In five years' time Ballard would like to see more women in senior management roles and more staff from black and minority ethnic communities. She is "concerned" that the charity does not accurately represent the diversity of its broad supporter base.
But she doesn't believe that this is unique to the RSPCA and feels that the senior management in the voluntary sector is still too dominated by white men. However, she is encouraged that the NSPCC, a charity she supports, is managed by a woman.
"I think the fact that the NSPCC is very effectively run by Mary Marsh shows the potential of women to be great leaders in the charity sector," she says. "Women are less territorial and can see the broader picture, and our recent partnership with the NSPCC shows what you can do when you recognise that you have common ground."
The two charities are currently working in partnership on the Link Project, which aims to highlight to the public the link between child and animal abuse. Ballard uses this as an example of the way that balanced cross-sector partnerships between sector leaders can have a real impact.
Looking ahead, Ballard recognises that she has a huge task on her hands.
She's sticking to the official line that the RSPCA will clear its deficit and be back on track by the end of the year.

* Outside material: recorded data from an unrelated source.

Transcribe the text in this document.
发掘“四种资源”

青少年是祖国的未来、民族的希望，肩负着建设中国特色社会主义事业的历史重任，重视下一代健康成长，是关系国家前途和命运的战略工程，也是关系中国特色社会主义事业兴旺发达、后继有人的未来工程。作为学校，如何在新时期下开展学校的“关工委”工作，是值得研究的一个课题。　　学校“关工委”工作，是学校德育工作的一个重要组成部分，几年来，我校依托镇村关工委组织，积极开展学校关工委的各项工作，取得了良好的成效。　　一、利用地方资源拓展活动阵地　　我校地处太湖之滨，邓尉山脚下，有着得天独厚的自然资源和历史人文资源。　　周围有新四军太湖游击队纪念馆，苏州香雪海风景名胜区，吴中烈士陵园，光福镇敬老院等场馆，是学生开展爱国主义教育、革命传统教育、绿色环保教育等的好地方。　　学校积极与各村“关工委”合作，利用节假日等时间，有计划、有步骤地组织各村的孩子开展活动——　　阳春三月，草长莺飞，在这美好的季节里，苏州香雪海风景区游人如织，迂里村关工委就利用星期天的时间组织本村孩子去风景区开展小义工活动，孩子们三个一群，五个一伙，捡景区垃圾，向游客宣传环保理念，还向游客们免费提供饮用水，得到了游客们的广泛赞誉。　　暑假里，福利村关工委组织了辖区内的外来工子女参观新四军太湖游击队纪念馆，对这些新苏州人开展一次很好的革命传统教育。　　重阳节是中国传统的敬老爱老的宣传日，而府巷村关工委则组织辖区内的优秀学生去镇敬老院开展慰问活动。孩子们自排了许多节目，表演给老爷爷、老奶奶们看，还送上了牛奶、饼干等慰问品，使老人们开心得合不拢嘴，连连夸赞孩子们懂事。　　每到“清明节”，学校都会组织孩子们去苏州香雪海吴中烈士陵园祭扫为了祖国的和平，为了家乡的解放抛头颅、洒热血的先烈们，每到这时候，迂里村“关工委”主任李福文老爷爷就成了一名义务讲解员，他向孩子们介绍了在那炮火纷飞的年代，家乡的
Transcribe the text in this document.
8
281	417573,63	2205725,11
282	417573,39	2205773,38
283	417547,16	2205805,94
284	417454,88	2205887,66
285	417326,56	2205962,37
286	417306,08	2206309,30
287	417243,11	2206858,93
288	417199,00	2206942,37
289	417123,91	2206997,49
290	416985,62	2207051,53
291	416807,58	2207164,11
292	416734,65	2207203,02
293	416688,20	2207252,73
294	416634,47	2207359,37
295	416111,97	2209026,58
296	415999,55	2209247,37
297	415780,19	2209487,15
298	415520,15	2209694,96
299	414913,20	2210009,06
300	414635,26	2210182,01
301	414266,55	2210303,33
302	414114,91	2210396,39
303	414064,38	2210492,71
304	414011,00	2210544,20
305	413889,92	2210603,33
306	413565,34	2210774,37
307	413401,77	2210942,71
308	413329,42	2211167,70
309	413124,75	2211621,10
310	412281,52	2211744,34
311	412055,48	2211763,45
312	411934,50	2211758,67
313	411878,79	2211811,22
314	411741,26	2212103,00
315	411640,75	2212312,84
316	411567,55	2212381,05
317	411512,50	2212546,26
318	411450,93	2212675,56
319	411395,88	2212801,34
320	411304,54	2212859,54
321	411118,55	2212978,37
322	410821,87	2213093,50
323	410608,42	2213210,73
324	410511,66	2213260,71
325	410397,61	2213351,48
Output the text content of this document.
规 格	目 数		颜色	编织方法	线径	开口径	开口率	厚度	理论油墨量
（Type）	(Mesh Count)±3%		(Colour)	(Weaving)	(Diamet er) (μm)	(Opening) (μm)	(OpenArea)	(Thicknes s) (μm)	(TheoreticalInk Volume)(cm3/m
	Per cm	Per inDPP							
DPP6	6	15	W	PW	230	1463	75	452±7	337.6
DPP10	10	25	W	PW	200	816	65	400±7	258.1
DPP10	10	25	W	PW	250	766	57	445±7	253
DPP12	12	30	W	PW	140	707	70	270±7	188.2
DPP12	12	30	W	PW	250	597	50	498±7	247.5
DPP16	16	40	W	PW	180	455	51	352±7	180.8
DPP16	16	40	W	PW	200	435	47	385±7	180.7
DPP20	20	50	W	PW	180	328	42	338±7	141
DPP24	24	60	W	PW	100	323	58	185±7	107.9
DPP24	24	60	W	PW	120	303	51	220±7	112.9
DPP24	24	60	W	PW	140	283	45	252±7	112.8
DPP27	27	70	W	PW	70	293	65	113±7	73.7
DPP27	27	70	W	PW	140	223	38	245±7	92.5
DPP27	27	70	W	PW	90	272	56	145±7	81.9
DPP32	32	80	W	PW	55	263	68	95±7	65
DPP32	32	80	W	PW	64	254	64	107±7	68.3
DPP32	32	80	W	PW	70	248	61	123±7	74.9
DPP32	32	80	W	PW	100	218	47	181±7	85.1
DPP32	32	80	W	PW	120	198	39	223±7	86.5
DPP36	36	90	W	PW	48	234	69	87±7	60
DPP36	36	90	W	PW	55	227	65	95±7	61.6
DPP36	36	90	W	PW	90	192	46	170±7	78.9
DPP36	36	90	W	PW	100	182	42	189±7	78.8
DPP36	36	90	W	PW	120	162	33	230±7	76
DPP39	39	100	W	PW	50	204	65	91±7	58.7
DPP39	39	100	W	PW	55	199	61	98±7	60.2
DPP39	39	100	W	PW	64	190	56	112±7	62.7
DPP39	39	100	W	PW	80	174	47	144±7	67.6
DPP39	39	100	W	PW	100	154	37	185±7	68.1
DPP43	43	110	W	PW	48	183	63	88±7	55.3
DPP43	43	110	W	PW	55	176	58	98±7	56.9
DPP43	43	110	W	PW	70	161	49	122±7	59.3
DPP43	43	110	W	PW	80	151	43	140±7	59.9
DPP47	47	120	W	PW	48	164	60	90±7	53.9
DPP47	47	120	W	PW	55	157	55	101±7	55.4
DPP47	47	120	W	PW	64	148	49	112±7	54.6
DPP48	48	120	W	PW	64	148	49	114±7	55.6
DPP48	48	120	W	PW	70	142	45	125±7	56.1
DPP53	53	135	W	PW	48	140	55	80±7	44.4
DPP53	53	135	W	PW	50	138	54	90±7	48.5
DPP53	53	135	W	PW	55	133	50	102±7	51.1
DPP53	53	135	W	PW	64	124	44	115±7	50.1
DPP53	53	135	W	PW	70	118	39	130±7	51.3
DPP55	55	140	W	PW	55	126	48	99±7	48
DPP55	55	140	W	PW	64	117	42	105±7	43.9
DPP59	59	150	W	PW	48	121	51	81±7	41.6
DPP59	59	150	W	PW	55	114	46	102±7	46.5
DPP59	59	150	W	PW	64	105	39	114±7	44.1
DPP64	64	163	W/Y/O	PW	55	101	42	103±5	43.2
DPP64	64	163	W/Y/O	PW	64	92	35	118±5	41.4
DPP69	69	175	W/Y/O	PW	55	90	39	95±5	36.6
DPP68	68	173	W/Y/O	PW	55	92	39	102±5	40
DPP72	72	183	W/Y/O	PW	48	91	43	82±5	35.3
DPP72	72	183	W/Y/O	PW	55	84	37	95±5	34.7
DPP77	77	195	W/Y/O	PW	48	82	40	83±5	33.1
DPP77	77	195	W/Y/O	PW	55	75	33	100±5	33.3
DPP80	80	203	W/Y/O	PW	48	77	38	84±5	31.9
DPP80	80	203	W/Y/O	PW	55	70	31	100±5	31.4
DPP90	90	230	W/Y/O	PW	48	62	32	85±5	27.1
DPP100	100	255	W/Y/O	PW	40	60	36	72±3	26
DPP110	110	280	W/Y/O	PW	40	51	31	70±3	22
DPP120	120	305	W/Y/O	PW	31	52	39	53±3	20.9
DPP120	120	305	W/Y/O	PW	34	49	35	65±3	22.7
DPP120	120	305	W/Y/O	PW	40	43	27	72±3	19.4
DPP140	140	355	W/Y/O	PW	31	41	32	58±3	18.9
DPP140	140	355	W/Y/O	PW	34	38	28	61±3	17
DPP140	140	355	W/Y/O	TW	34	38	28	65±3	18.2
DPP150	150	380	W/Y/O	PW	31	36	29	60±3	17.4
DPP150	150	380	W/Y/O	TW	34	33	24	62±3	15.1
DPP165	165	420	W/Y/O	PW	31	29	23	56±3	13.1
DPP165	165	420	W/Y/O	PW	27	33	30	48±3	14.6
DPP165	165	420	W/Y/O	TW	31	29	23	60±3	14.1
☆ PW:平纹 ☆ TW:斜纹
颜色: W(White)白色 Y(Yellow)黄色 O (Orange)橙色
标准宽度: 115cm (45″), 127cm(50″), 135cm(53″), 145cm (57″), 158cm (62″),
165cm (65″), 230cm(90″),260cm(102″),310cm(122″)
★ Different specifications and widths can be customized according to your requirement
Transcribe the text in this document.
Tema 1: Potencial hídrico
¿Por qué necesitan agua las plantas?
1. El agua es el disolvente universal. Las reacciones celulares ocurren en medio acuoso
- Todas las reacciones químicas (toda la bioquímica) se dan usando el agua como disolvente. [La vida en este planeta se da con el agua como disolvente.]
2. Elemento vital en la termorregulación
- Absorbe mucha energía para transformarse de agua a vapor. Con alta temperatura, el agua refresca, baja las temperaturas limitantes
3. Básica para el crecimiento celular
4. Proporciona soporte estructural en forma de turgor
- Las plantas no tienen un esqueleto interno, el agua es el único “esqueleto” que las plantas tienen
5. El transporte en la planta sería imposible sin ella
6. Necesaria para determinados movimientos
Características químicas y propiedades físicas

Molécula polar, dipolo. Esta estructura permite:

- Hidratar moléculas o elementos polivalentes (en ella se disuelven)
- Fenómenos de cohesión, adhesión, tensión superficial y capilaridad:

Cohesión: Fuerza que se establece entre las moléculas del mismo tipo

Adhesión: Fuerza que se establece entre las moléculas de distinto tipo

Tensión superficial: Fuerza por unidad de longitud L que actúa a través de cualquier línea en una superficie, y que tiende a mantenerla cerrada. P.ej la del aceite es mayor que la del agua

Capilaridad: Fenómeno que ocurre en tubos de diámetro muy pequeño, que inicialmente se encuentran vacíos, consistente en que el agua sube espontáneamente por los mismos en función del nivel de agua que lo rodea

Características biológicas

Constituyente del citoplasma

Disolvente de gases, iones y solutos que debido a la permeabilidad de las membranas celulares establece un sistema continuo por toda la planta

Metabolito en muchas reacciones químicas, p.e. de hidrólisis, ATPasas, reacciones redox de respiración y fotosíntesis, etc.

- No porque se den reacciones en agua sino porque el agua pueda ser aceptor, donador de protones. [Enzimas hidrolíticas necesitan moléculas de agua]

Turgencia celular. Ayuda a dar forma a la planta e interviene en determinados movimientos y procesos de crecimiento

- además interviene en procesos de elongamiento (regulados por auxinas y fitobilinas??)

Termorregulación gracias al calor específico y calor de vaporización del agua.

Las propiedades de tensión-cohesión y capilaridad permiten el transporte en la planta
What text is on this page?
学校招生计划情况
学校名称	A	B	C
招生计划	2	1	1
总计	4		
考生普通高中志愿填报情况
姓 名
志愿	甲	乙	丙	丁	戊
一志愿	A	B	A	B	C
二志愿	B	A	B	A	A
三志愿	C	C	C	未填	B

"I missed out on my honeymoon period when I started, but feel like I'm coming into it," she says. "I'm more comfortable in my role and now that the pressure has been reduced I am starting to feel like I belong.
"Hopefully by this time next year people will stop talking about Jackie Ballard running the RSPCA and start talking about the RSPCA which happens to be run by Jackie Ballard. Then we can just all get on with the job."